Is there a production ready Trie crate?

#1

I’ve been searching for a crate with a generic trie implementation.

I have so far come across sequence-trie and radix-trie both from the same author. Radix-trie seems to be the more mature of the two but has a disclaimer regarding its production readiness.

Are there alternative crate(s) providing concrete trie implementations, preferably with an api close to the stdlib maps collection.

#2

Not a trie, but in case you are interested in text-processing specifically, and you know all the data upfront, you might want to use the fst crate: it builds a minimal automaton (compressed trie in a sense) from a sequence of byte strings.

#3

Thanks @matklad. the fst crate looks interesting. I went over the map builder and saw the values are not generic and also it has a constraint on keys being added in lexicographic order.
Does it mean if my values are strings I need to have some other map structure to store them?
I could have the keys sorted but I’m not sure what’s the approach when the values are not integers.

#4

Yes. fsts are only suitable for highly constrained use cases. If you have one of those use cases, then fsts are a boon. If not, then you need to look for something else or otherwise contort your implementation to make use of fsts.

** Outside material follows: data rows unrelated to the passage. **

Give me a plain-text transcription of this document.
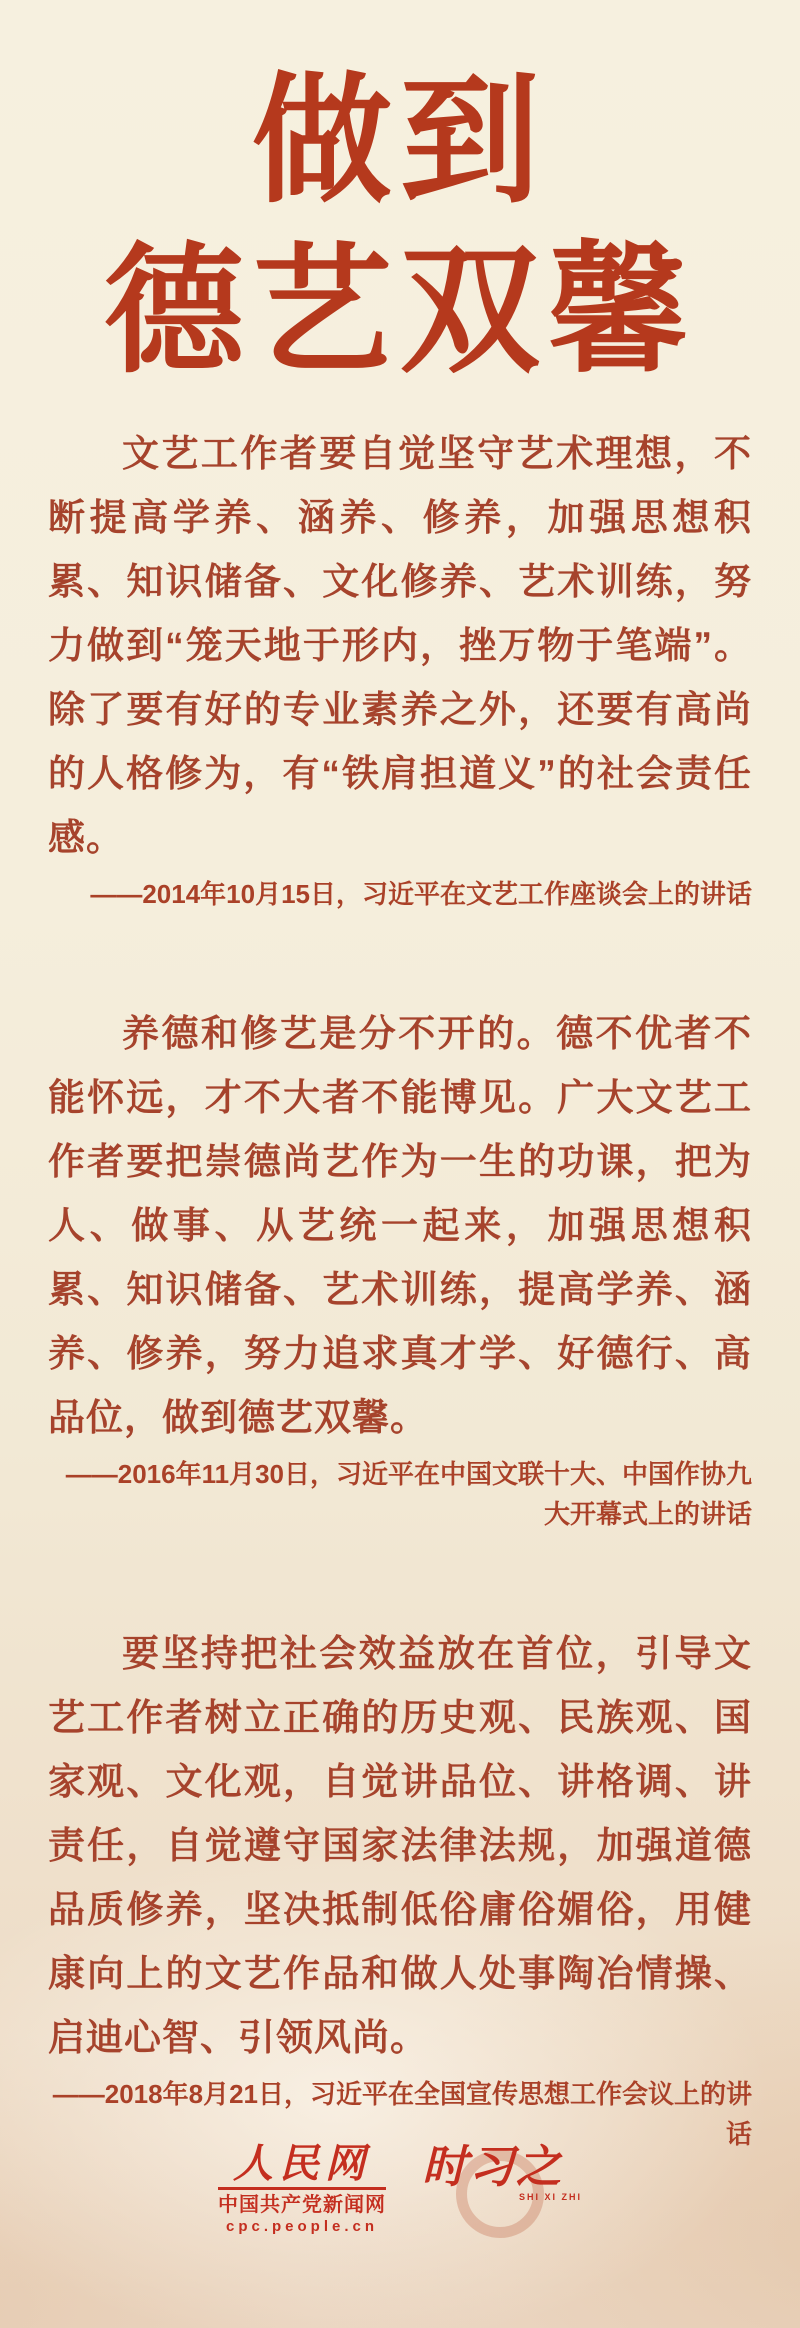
做到
德艺双馨

文艺工作者要自觉坚守艺术理想，不断提高学养、涵养、修养，加强思想积累、知识储备、文化修养、艺术训练，努力做到“笼天地于形内，挫万物于笔端”。除了要有好的专业素养之外，还要有高尚的人格修为，有“铁肩担道义”的社会责任感。

——2014年10月15日，习近平在文艺工作座谈会上的讲话

养德和修艺是分不开的。德不优者不能怀远，才不大者不能博见。广大文艺工作者要把崇德尚艺作为一生的功课，把为人、做事、从艺统一起来，加强思想积累、知识储备、艺术训练，提高学养、涵养、修养，努力追求真才学、好德行、高品位，做到德艺双馨。

——2016年11月30日，习近平在中国文联十大、中国作协九大开幕式上的讲话

要坚持把社会效益放在首位，引导文艺工作者树立正确的历史观、民族观、国家观、文化观，自觉讲品位、讲格调、讲责任，自觉遵守国家法律法规，加强道德品质修养，坚决抵制低俗庸俗媚俗，用健康向上的文艺作品和做人处事陶冶情操、启迪心智、引领风尚。

——2018年8月21日，习近平在全国宣传思想工作会议上的讲话

人民网
中国共产党新闻网
cpc.people.cn
时习之
SHI XI ZHI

Technically, fsts in theory can support string values directly, but the fst crate does not support it and there aren’t any plans to add it at this point.

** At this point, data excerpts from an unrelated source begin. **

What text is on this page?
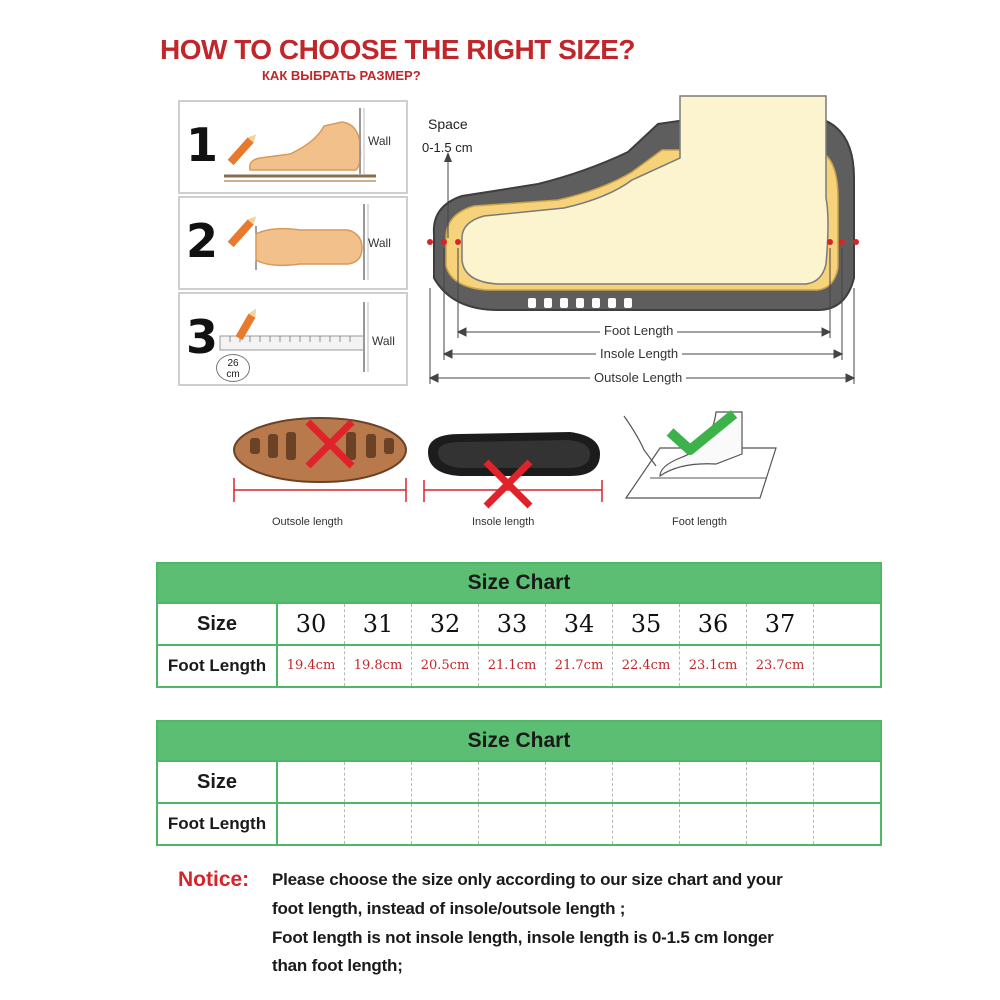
HOW TO CHOOSE THE RIGHT SIZE?
КАК ВЫБРАТЬ РАЗМЕР?
1	Wall
2	Wall
3 26
cm
Wall
Space
0-1.5 cm
Foot Length
Insole Length
Outsole Length
Outsole length	Insole length	Foot length
Size Chart
Size	30	31	32	33	34	35	36	37
Foot Length	19.4cm	19.8cm	20.5cm	21.1cm	21.7cm	22.4cm	23.1cm	23.7cm
Size Chart
Size
Foot Length
Notice: Please choose the size only according to our size chart and your
foot length, instead of insole/outsole length ;
Foot length is not insole length, insole length is 0-1.5 cm longer
than foot length;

Other than that, I think you’ll probably want to spend some time with the various trie crates listed on crates.io and do your own research about which one is best. Or otherwise, write your own.

#5

To give a concrete example, you can store values in a separate Vec<T> and store indices in the fst::Map itself. This is what I do in Rust analyzer:

fsts are only suitable for highly constrained use cases.

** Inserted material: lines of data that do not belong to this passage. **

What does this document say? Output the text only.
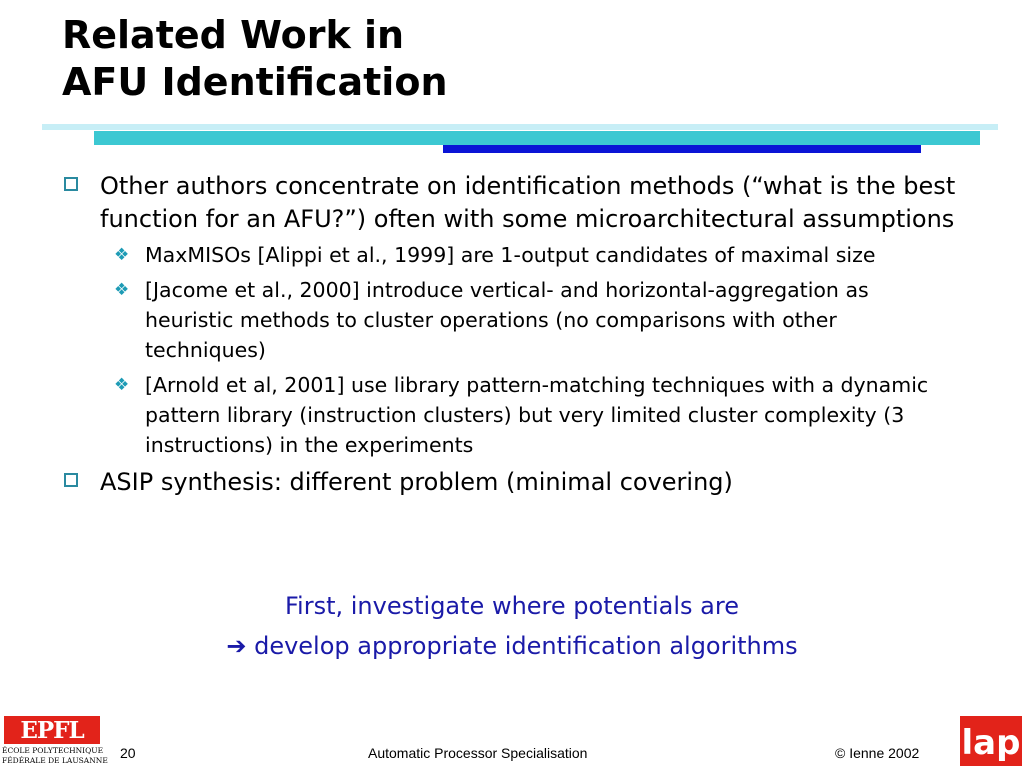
Related Work in
AFU Identification
Other authors concentrate on identification methods (“what is the best function for an AFU?”) often with some microarchitectural assumptions
❖ MaxMISOs [Alippi et al., 1999] are 1-output candidates of maximal size
❖ [Jacome et al., 2000] introduce vertical- and horizontal-aggregation as heuristic methods to cluster operations (no comparisons with other techniques)
❖ [Arnold et al, 2001] use library pattern-matching techniques with a dynamic pattern library (instruction clusters) but very limited cluster complexity (3 instructions) in the experiments
ASIP synthesis: different problem (minimal covering)
First, investigate where potentials are
➔ develop appropriate identification algorithms
EPFL
ÉCOLE POLYTECHNIQUE
FÉDÉRALE DE LAUSANNE 20	Automatic Processor Specialisation	© Ienne 2002 lap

I am not sure I fully agree here :slight_smile: I use fst in RLS and rust-analyzer to store the index of all Rust symbols. It’s not really a constrained use-case: the amount of symbols is not too big, and I don’t use the “save the binary blob to disk” feature. But the fst APIs are pretty convenient for this use-case anyway.

1 Like
#6

To elaborate a bit more on what I had in mind, here are some constraints for folks that might not have used the fst crate before:

  1. Immutability. Once built, it can never change.
  2. Keys must be inserted in sorted order.
  3. Keys must sort naturally lexicographically. (Strings fit this nicely, but, for example, little endian integers do not! You can almost always find a path here, e.g., use big endian integers, but you have to come up with the encoding.)
  4. Willing to pay for slightly more expensive lookups (because the fst needs to be traversed and is stored in a compressed state).
  5. Willing to deal with the fact that keys must be &[u8] and values must be u64 (or otherwise absent).

Given that fsts are themselves just sets or maps, there are often a lot of choices in terms of which implementation to choose. The above specs out enough constraints to make fsts fairly niche, IMO. But yeah, fsts do have some nice consumer side APIs that go beyond normal sets/maps that can make them quite attractive.